Corporate restructuring following a merger, acquisition or a leveraged buyout affects the company as a whole and naturally affects the managerial decisions of the company. The new management may opt to increase research and development expenditures or to decrease it. Managerial decisions post-transaction will have a profound influence regarding the future of the company when it comes to research and development. The degree of impact of the abovementioned transaction would also depend on the type of the transaction.

As previously mentioned, leveraged buyouts are conducted through debt financing and equity financing is often low compared to the debt. As a result of such transaction debt-equity ratio of the company increases and that would put pressure on the firm to use its cash flow to offset the increases in debt-equity ratios which generally put pressure on the firm to use its cash flow to service the long term debt at the expense of investments, particularly those of a long term nature such as research and development activities.[1] Another problem would be the commercialization of the intellectual property created as a result of the research and development activities conducted by the acquired company. Since the commercialization of the developed intellectual property is most of the time risky and may not yield intended results. In addition, commercialization, depending on the product cycle, may take years. For the reasons stated above management of the acquired company would more likely to engage in activities that are short-term and pay-off the debt owed.

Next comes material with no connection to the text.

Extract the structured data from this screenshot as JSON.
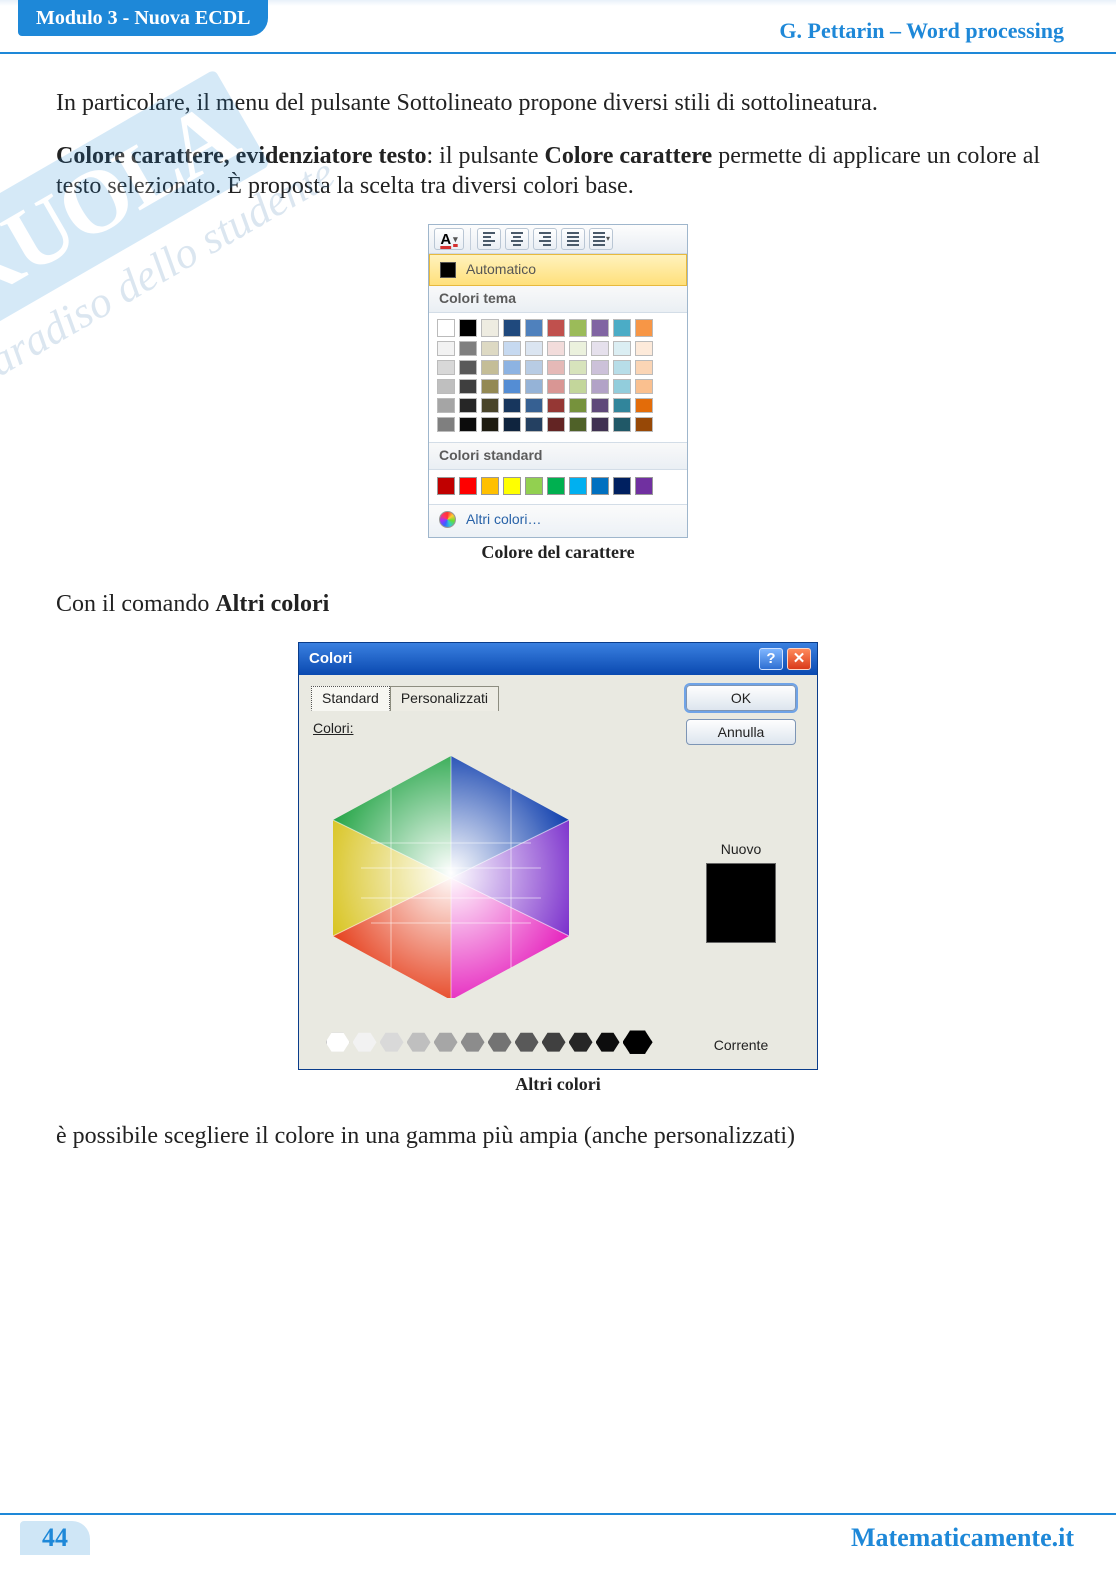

In addition to problems mentioned above, leveraged buyouts may also reduce the expenditures for market research which is often vital to research and development activities.[2] Market research is a major source of ideas and data for applied and developmental research and development activities. It is also important for the commercialization of the intellectual property. Fewer market research efforts may affect research and development activities in a way that it may alienate acquired companies from market trends. Leveraged buyouts may also lower the staff allocated to research and development activities and by lowering the research and development expenditures, It can deprive companies of the talent necessary for conducting activities that lead to innovation.

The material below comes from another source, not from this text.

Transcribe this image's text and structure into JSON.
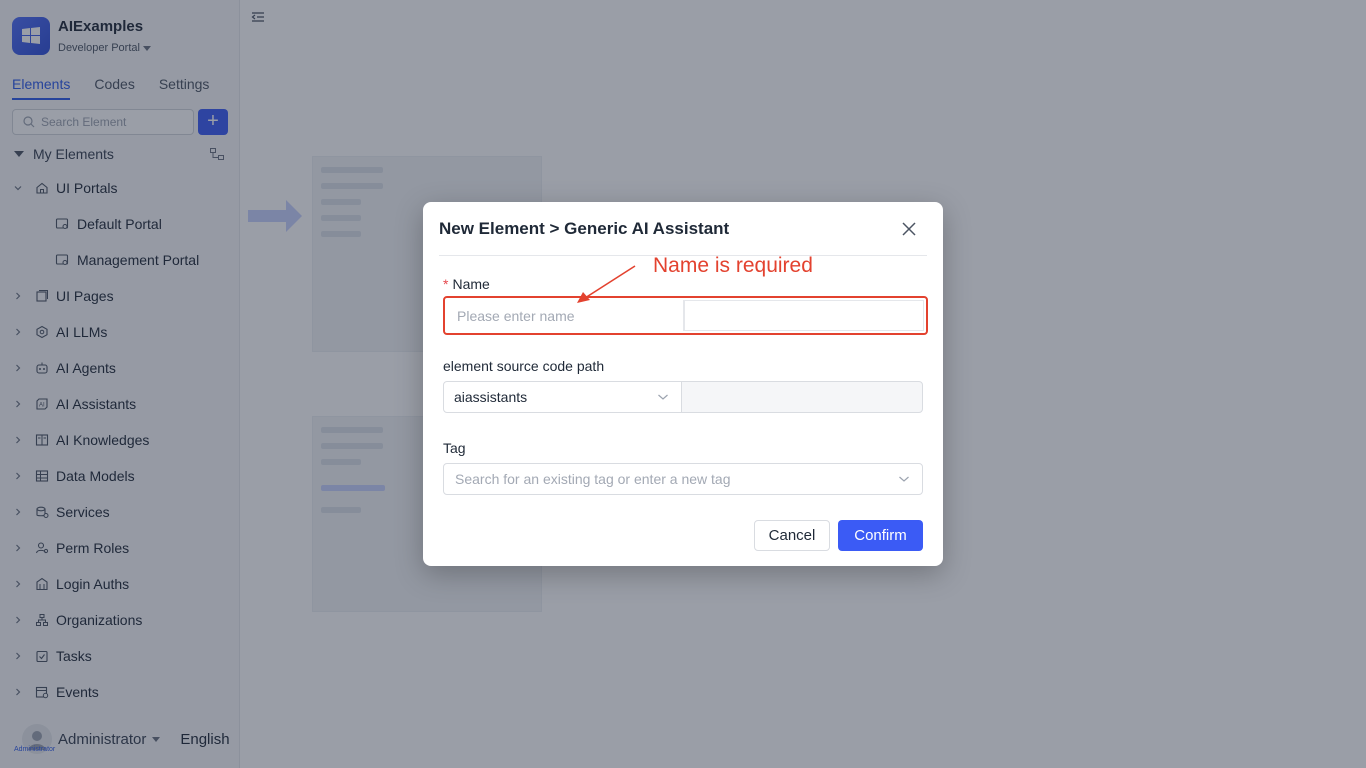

Leveraged buyouts may also yield positive results for research and development activities. The new management may opt to increase the research and development expenditures as previously mentioned or executives may focus on long term goals compared to short term goals depending on the debt-equity ratio of the company. Furthermore, after a leveraged buyout management may decide to narrow the business concepts and dedicate to one major industry (for example a car manufacturer may stop manufacturing hybrids and just manufacture electric cars). Thus, the research and development may be redirected to the redirected industry. Innovation oriented managers would more likely to increase the research and development activities.

Following a leveraged buyout, managers should carefully evaluate the aspects of the research and development activities. The managers would likely to base their decisions on the financial situation of the acquired company and ensure that company does not go bankrupt. However a prospective intellectual property and successful commercialization of such property may significantly improve the financial conditions of the acquired company.